読み終えて、まだどっぷりと「悪人」の世界にはまっている最中。
電車の中でページをめくっていて、何度涙がこみ上げてきて困ったことか・・・。
最初のうちは祐一が妻夫木君だったり、光代が深津ちゃんだったりしてたけど、読み進めていくうちに、祐一も光代も、おそらく同級生で同じクラスにいても目立たないような、どこにでもいそうなひっそりとした人たちに変わっていった。
祐一の孤独も光代の寂しさも、読んでいてとっても痛い。
すっかり感情移入してしまって、二人の恋を成就させてあげたかった。
殺人事件だし、出会い系サイトだし、殺人者との逃亡だし、題材的にはセンセーショナル。
でも、出てくる人たち、一人ひとりが丁寧に書かれて、この小説を厚みのあるものにしている。
特に祐一のおばあちゃんや、佳乃のお父さんや、一見かっこ悪く見える人たちが、暖かい視点で書かれていて、それがとても好感が持てる。

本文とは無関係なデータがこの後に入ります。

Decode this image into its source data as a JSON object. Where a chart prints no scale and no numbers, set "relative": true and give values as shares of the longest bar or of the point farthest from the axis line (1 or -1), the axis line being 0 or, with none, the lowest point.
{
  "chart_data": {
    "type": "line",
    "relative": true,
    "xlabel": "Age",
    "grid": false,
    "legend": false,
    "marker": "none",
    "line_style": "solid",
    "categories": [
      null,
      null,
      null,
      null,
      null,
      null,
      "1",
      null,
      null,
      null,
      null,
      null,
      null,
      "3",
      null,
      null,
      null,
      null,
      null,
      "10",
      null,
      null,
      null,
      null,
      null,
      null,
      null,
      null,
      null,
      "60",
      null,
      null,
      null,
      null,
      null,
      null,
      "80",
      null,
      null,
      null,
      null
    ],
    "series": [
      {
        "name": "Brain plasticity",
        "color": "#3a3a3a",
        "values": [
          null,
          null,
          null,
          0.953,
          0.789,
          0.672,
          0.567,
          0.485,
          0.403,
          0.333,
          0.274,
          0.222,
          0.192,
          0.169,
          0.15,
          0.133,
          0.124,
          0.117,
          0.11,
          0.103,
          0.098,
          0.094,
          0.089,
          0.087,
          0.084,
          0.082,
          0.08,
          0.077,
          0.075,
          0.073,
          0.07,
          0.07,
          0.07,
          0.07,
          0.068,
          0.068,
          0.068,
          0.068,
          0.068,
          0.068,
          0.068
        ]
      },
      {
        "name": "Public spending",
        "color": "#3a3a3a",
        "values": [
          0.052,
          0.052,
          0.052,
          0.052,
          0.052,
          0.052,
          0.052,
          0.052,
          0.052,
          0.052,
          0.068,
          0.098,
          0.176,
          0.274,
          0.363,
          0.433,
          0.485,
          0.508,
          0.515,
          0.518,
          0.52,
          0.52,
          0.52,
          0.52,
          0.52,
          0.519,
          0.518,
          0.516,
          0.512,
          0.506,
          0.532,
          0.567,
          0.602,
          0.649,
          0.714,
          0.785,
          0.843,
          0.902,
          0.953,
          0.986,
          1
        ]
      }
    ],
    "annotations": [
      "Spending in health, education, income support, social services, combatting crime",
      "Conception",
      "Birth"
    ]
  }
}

みじめに見えても、ダサくても、たとえ相手がどんな人間でも、周りが何と言おうとも、愛して守ろうとする人は強い。
そして、人は誰かの悪を暴くことで、自分の中の悪と対峙せずに済んでいるのかもしれない。
福岡や長崎や、知っている場所がたくさん出てくるし、せりふが方言なのも、読んでいて親近感がわく。
束芋さんの挿絵で読みたかった・・・。
映画ではどんなふうに描かれているのか、これから楽しみ。